Se hoje nomeamos categoricamente como mito ideias racistas como “escravização branda”, “miscigenação a partir de relações amorosas”, “equilíbrio de antagonismos”, muito se deve às formulações que atravessaram a conformação desse movimento. Ao reunir ativistas com atuações diversas nos movimentos sociais, do sindicalismo aos movimentos culturais, e intelectuais como Lélia Gonzalez, Eduardo de Oliveira e Oliveira, Neusa Santos, entre outros, o MNU deu contribuições para formulações teóricas, programáticas e políticas que são base para as lutas antirracistas dos períodos subsequentes, como as do nosso tempo presente.

São exemplos disso ao menos dois grandes debates hoje em voga na agenda do movimento negro: reparação histórica, um dos eixos principais da segunda edição da Marcha Nacional das Mulheres Negras; e a afirmação de uma identidade racial negra no Brasil. Sobre o primeiro aspecto, cabe retomar que uma das principais consequências políticas da denúncia do racismo foi a busca pelas raízes históricas da perpetuação das desigualdades raciais e a responsabilização do Estado brasileiro pela dívida histórica com os afrobrasileiros desde o período da escravização. E o segundo, como parte da luta contra o mito da democracia racial, de afirmação de uma identidade aos negros e negras a partir da experiência comum de discriminação e marginalização a partir das desigualdades sociais. 

Atualidade de um desafio histórico: unidade na auto-organização negra

Ancorada no trabalho de base de uma espécie de pulverização organizativa — que se traduz concretamente em iniciativas comunitárias, culturais como hip-hop, maracatu, capoeira, escolas de samba, movimentos como o de mulheres negras, quilombola e em diversas organizações dos movimentos sociais de maioria negra — foi que a popularização de uma consciência antirracista ao longo das últimas décadas se fez possível, com uma ampla vantagem de audiência políica​ para a esquerda, por um lado.

Mas, por outro, reside nesta mesma característica um​ desafio que segue atual, de construção de uma perspectiva estratégica comum, a partir da compreensão de que tanto a derrota completa do mito da democracia racial quanto a eliminação do racismo são tarefas que pressupõem o enfrentamento ao neoliberalismo e ao próprio sistema capitalista. 

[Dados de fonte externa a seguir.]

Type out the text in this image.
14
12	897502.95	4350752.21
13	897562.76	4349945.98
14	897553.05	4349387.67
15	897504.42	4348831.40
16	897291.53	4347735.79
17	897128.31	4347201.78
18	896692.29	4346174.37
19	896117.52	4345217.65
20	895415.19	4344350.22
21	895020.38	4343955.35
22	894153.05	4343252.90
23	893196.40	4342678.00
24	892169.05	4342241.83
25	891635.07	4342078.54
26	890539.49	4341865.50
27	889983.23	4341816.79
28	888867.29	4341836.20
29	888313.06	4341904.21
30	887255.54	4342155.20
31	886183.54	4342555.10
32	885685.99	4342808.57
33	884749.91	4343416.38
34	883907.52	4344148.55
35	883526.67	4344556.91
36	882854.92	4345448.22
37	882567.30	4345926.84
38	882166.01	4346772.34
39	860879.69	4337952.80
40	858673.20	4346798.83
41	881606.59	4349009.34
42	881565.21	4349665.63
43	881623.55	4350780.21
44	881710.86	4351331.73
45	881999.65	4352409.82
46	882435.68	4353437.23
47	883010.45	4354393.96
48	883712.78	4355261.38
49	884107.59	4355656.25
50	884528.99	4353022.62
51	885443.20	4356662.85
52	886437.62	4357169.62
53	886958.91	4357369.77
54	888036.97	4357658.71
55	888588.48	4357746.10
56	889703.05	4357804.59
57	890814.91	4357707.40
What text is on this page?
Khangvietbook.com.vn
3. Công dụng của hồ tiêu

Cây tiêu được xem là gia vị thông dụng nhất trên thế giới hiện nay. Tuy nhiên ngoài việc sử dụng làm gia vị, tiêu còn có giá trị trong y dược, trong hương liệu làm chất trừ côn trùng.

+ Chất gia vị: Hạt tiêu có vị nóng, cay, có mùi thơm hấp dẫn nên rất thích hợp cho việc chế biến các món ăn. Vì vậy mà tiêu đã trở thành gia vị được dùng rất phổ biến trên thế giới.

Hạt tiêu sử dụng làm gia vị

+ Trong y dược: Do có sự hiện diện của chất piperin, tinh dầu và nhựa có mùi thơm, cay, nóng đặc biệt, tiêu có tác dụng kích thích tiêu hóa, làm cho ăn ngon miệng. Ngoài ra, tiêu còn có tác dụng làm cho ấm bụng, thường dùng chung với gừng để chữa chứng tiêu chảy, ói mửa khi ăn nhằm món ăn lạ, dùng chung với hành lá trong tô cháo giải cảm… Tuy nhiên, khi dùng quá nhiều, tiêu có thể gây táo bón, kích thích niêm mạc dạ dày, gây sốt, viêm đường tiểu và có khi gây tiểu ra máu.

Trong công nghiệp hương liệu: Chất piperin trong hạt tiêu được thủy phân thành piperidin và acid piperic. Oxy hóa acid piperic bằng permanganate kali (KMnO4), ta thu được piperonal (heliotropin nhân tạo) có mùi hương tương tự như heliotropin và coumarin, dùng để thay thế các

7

Diante da novidade que é a conformação de uma maioria social negra e do próprio discurso de enfrentamento ao racismo, os aparelhos privados de hegemonia burguesa, disputam hoje ainda mais intensamente as suas perspectivas estratégicas, neoliberais, para a questão racial brasileira.  

É a partir deste cenário​, portanto, de encruzilhada entre a massificação das ideias por igualdade racial​, pulverização organizativa e disputa estratégica, que refletimos sobre uma característica comum ao período de fundação do MNU e ao tempo presente: o desafio da unidade, ou de maior intensidade na articulação, das múltiplas formas organizativas que assumem as iniciativas políticas​ dos negros e negras do Brasil.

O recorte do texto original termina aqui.